My work has two main components:
1) One is the study of the formation of planetesimals from small dust grains through the run-away convergence of radial drift known as the streaming instability. Planetesimals are the building blocks of terrestrial planets, and the cores of giant planets. My work has shown that small particles (Stokes number as low as 0.003) can participate in the streaming instability. In an upcoming paper I also show that planetesimals are a natural outcome of the evolution of protoplanetary disks.
2) The second part is the study the dynamical evolution of planetary systems where the giant planets are dynamically unstable. In a paper that is currently submitted to MNRAS I show that the present-day eccentricity of observed giant planets can be used to constrain the probability that a terrestrial planet in that system would have survived.

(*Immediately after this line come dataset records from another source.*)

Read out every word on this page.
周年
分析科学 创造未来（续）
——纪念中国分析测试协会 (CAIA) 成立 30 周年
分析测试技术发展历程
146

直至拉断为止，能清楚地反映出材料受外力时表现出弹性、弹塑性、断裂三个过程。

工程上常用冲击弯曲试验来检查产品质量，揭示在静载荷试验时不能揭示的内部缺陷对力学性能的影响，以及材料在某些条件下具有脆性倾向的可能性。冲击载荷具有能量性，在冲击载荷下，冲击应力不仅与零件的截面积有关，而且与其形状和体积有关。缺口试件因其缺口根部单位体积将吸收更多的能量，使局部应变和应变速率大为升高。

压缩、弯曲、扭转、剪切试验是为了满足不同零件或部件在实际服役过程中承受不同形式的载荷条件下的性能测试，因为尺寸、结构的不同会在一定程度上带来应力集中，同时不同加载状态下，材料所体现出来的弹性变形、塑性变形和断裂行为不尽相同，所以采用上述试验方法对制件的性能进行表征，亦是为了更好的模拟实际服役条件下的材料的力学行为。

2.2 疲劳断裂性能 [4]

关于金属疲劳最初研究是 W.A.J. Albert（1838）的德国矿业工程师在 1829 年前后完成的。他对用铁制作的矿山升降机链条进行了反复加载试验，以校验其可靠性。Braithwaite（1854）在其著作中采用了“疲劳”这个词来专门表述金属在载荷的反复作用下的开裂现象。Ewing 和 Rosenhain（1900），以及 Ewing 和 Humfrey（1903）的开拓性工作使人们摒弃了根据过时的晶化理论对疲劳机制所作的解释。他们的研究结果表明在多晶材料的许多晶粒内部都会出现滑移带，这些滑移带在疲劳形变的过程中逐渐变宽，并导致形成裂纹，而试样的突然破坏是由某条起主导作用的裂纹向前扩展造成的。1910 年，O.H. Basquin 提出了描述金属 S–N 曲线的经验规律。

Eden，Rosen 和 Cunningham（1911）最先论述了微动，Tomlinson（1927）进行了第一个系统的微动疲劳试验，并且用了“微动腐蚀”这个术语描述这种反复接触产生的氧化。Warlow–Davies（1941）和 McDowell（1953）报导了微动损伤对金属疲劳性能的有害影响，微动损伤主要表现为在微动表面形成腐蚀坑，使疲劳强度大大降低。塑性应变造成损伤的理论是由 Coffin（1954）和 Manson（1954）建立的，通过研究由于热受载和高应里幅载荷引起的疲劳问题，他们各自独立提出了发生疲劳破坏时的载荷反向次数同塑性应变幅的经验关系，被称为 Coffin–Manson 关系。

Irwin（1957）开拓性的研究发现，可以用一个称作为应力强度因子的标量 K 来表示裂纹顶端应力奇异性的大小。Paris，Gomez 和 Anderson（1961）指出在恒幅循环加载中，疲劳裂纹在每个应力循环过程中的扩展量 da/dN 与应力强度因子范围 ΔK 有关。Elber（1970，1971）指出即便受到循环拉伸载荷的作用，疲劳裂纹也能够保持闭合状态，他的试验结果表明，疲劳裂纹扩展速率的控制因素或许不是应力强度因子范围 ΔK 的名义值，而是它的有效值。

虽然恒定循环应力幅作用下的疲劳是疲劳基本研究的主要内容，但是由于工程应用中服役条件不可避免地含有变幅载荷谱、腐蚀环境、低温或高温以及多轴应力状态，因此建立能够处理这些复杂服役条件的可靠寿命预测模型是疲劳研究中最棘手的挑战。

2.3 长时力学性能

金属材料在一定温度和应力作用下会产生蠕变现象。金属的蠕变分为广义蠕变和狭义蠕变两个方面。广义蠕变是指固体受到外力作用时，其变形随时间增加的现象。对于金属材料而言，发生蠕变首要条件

Planets are very common in the Galaxy. Over the past 20 years we have discovered that most Sun-like stars are surrounded by planetary systems. We also know that there is a lot of variety among exoplanets. About 50\% of all Sun-like stars are accompanied by close-in super-Earths (planets with a mass or radius between that of Earth and Neptune) meaning that the solar system is not typical. We have found evidence that many planetary systems experienced a period of dynamical chaos, in which the gravitational interactions between planets radically altered their orbits and probably led to the ejection of one or more planets. There is even evidence that something similar might have happened in the solar system. The goal of this thesis is to improve our understanding of how planets form, and how they evolve. My work can be divided into two parts:
1) Half of my work is focused on the formation of planetesimals. Planetesimals are one of the key stages in the development of planets. They are large bodies, between 1 and 100 km in diameter. Planetesimals are the building blocks of terrestrial planets like the Earth, and they are also required to form the rocky cores that are thought to be at the centre of gas giant planets like Jupiter and Saturn. In my first investigation, I used computer simulations to determine the conditions needed for planetesimals to form (it mainly depends on the solid and gas density, and the size of the solids). In my most recent paper I combined this result with a computer model of a planet-forming disk. We found that planetesimals begin to form in the outer-most regions of the disk. As time passes, planetesimals gradually start to form closer to the star.
2) The rest of my work is focused on the evolution of planetary systems after they form. In a planetary system, the gravitational interactions between planets are small, but their effect can accumulate over millions of years and can result in planets colliding or becoming ejected from the system. When this happens, the planets that survive are left in more eccentric (elliptical) orbits. I have developed methods to use this eccentricity to gain information about the history of planetary systems. In one published work I estimate the probability that a habitable planet would have survived and remained habitable. In an on-going work, I estimate the masses of planets that were ejected, and estimate how often planetary systems have their orbits altered by a second star in a binary system.